Krímov tenía ganas de decir a Savrásov que en su Stalingrado, en el Stalingrado de Krímov, su destino no se arreglaría, que él no hacía otra cosa que vagar, sin nada serio que hacer. ¿Por qué Vavílov y no él era comisario de la división de Rodímtsev? ¿Por qué el Partido tenía más confianza en Svirin que en él? Después de todo, él era más inteligente, tenía una visión más amplia de las cosas, más experiencia en el Partido, y no le faltaba coraje. Además, si era preciso, él sabría mostrar la dureza necesaria, no le temblaría la mano… Comparados con él, los otros no eran más que militantes de la alfabetización. «Vuestro tiempo ha expirado, camarada Krímov, se esfumó.»

Aquel coronel de ojos amarillos le había calentado, encendido, deprimido.

Pero ¿por qué tenía todavía dudas, Señor? Su vida privada se había derrumbado, había rodado pendiente abajo… El problema no era que Zhenia se hubiera dado cuenta de que era incapaz de resolver las cuestiones materiales. Eso a ella le daba igual, era un ser puro. ¡Lo había dejado de amar! ¿Cómo se puede amar a los acabados, a los vencidos? Un hombre sin aureola. Sí, sí, le habían expulsado de la nomenklatura… Aunque bien mirado, era honesta, pero eso no impedía que las cosas materiales también le importaran. Así era todo el mundo. También Yevguenia Nikoláyevna. Nunca se casaría con un pintor indigente, aunque hubiera pintarrajeado ese garabato que ella había declarado genial…

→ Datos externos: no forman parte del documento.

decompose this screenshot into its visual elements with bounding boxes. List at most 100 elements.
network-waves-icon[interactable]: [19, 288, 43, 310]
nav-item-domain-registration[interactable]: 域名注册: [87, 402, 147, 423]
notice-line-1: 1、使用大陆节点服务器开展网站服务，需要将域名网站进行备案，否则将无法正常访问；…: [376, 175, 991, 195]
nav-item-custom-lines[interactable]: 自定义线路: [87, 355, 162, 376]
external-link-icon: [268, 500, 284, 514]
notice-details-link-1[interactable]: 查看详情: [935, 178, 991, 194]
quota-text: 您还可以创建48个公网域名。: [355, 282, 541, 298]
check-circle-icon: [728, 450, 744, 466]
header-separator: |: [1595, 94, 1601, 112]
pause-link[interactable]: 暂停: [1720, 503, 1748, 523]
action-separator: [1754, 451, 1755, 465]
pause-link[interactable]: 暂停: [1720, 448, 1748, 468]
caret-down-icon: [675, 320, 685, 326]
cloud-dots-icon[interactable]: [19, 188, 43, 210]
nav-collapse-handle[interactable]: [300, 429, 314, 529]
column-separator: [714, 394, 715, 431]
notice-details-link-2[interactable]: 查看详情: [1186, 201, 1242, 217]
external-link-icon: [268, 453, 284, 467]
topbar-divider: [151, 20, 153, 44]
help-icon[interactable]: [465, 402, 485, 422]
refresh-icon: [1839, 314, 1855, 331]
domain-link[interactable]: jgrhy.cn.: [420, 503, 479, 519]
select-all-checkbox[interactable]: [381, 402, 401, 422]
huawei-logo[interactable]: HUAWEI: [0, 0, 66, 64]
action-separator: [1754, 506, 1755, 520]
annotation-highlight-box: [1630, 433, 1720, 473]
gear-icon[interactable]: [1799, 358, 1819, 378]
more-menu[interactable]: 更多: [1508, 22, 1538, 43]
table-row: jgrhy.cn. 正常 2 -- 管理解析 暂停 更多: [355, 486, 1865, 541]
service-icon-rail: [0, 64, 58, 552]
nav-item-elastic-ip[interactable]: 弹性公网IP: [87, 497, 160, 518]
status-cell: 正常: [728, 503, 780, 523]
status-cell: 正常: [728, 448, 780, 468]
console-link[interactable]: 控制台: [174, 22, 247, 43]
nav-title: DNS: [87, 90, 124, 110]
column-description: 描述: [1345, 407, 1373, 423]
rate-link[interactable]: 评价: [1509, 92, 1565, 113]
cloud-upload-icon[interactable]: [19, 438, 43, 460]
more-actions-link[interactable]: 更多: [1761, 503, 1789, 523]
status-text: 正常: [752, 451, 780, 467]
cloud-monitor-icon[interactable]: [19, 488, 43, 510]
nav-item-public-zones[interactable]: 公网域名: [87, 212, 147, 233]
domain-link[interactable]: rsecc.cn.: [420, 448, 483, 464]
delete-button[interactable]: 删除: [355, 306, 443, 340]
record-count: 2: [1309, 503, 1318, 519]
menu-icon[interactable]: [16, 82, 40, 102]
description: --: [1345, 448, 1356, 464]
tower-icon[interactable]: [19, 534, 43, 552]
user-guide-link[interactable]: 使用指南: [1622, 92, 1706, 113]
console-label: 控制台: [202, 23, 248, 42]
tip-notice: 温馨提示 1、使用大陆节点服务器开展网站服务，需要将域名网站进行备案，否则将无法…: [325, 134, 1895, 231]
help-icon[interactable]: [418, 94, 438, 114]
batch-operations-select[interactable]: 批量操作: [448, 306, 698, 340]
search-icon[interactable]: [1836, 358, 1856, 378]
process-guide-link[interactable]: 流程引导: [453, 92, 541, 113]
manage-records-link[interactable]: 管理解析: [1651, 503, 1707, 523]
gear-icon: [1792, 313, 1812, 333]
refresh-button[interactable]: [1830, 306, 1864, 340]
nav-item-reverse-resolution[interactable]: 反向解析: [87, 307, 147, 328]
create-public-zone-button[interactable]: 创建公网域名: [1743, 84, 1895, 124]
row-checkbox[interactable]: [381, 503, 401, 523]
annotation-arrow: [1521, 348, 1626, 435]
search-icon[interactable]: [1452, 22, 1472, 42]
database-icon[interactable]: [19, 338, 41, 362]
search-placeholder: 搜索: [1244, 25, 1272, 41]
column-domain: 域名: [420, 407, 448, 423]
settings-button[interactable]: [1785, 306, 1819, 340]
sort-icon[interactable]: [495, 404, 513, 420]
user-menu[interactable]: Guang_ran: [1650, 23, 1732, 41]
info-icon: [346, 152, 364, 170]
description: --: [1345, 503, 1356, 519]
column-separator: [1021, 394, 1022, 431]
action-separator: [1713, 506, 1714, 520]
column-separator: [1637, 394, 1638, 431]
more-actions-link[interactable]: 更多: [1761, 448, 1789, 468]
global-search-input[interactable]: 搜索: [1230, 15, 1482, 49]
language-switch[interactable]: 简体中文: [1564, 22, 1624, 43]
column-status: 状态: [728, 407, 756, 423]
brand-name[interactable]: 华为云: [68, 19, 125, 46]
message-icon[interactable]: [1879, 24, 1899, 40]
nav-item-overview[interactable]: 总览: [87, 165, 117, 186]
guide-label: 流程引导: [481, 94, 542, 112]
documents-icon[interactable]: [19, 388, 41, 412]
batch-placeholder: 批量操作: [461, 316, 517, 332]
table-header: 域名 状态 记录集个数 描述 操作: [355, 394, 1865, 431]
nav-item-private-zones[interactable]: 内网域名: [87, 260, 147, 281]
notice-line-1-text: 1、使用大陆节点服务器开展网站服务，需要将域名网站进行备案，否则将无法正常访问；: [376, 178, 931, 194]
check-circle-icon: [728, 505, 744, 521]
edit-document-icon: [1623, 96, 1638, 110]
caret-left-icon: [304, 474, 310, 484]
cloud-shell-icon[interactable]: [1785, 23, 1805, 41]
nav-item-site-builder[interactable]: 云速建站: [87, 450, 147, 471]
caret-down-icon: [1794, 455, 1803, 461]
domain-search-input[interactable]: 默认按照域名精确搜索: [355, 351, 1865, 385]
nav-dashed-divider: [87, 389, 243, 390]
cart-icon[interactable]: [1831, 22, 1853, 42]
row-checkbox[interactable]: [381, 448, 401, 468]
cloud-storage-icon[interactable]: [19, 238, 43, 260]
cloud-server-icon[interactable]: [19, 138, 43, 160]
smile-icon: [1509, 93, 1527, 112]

Krímov habría podido confiar muchos de esos pensamientos al coronel de ojos amarillos, sin embargo se limitó a responderle en los puntos que coincidían.

– Pero ¿qué dice, camarada coronel? Usted simplifica demasiado las cosas. Antes de la guerra tampoco se preocupaban únicamente de contar cuántas vacas tenía un campesino. No es posible escoger los cuadros basándose exclusivamente en el criterio de la eficacia.

La guerra impedía mantener una conversación sobre lo que existía antes de que estallara el conflicto. Retumbó una enorme explosión, y entre la niebla y el polvo emergió un capitán preocupado, un telefonista dio voces: llamaban de un regimiento. Un tanque alemán había abierto fuego contra el Estado Mayor del regimiento en cuestión, y los ametralladores, que habían saltado detrás del tanque, se habían refugiado en una casa de piedra donde se encontraban los jefes de una división de artillería. Estos últimos, que estaban instalados en el primer piso, habían iniciado el combate contra los alemanes. El tanque había incendiado una casa de madera cercana, y el fuerte viento del Volga empujaba las llamas hacia el puesto de mando del comandante del regimiento Chámov, que comenzó a ahogarse, junto con todo su Estado Mayor, por lo que decidieron trasladar el cuartel general. Pero cambiar el puesto de mando a la luz del día, bajo el fuego de la artillería y el cruce de proyectiles de gran calibre, no era fácil.